Fructosamine is thought to be an alternative diabetic long term parameter to HbAlc. A possible advantage of fructosamine is the shorter half life of this parameter. Therefore changes in the metabolic control of diabetes can be evaluated faster. However, daily variations of protein concentrations limit the clinical usefulness of fructosamine, especially in patients on hemodialysis, where we see variations in total protein- and albumin concentration during dialysis. Due to these limitations we studied the clinical usefulness of a new fructosamine assay in 38 patients with chronic renal failure. Fructosamine values, total protein, albumin, blood glucose and creatinine were measured before and after three hours hemodialysis treatment as well as glycosylated hemoglobin. Before dialysis HbA1c correlated with HbA1c after dialysis (r = 0.99), which documents the usefulness of glycosylated hemoglobin in patients on hemodialysis. Fructosamine before dialysis shows a correlation with fructosamine values after dialysis of r = 0.77. After correction with total protein the correlation was r = 0.95, also after correction with albumin. Fructosamine values before and after dialysis correlated excellently (r = 0.95). Fructosamine values before and after dialysis can only be compared after correction with total protein or with albumin.

[Diurnal variations of fructosamine in patients with type II diabetes mellitus]. / Tageszeitliche Schwankungen von Fructosamin bei Patienten mit Typ-II-Diabetes mellitus.
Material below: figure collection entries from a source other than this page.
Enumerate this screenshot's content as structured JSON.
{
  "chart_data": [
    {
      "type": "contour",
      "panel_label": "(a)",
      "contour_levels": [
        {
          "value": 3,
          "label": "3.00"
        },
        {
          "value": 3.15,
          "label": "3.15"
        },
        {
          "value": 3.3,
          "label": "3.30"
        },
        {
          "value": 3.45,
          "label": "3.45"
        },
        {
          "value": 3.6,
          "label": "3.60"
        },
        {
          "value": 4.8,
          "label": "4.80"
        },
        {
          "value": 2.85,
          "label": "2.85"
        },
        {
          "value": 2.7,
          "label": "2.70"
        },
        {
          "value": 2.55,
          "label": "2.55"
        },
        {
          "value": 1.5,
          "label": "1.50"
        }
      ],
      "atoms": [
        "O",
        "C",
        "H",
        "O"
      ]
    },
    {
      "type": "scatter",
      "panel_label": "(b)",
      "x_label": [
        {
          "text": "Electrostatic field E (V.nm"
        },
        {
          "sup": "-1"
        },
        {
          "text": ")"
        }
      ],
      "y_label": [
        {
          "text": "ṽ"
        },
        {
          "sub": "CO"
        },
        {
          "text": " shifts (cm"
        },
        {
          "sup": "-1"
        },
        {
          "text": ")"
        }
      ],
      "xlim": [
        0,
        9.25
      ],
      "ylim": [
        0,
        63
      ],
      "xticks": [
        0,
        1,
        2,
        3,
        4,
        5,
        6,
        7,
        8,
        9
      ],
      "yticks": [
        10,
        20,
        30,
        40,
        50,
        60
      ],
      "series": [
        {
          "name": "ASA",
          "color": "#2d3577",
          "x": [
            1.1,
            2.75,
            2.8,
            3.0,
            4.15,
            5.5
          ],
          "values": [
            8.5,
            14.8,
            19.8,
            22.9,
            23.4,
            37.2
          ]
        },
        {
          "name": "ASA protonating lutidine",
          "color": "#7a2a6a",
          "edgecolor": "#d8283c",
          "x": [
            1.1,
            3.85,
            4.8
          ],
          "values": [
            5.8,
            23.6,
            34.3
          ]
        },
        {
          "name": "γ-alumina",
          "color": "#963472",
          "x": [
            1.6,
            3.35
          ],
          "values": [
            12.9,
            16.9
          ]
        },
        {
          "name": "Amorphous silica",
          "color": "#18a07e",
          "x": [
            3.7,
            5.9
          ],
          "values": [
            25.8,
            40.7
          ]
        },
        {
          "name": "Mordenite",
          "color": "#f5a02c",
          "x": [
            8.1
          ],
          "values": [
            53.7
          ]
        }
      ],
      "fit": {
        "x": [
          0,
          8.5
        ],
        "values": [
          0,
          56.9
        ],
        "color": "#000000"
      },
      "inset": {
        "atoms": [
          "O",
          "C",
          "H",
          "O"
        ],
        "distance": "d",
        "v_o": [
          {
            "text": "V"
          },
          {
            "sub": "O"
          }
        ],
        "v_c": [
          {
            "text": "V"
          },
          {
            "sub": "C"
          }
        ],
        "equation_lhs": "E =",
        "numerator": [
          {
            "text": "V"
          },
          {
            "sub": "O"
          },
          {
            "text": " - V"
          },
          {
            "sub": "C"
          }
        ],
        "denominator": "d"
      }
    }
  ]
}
During the last years fructosamine has been presented as a measurement of diabetic long term control, particularly a shorter half life of fructosamine was seen as an advantage over HbAlc (half life of fructosamine: 16 days, half life of HbAlc: 28 days). Due to diurnal variations of fructosamine levels especially in dependence of variations of the albumin-and protein concentrations the interpretation of this parameter was somewhat limited. Recently a new colorimetric fructosamine-assay was developed. We investigated the diurnal variations of fructosamine in 28 patients with type II diabetes. Fructosamine, glucose, albumin, total protein and creatinine were measured at the times towards 3, 6, 9, 12 a.m. and 3, 6, 9, and 12 p.m. In relation to the 6 a.m. fructosamine value (= 100%) the fructosamine levels showed a daily variation from -4% at 3 a.m. to +11% at 9 a.m. Correcting fructosamine levels with total protein or with albumin reduced the variations to -1% to +6% or -3% to +9%. Daily profiles of the new fructosamine assay show a daily variation which can be minimized by correcting with protein-or with albumin concentrations. For clinical routine the daily variations especially of the corrected fructosamine levels are neglectible.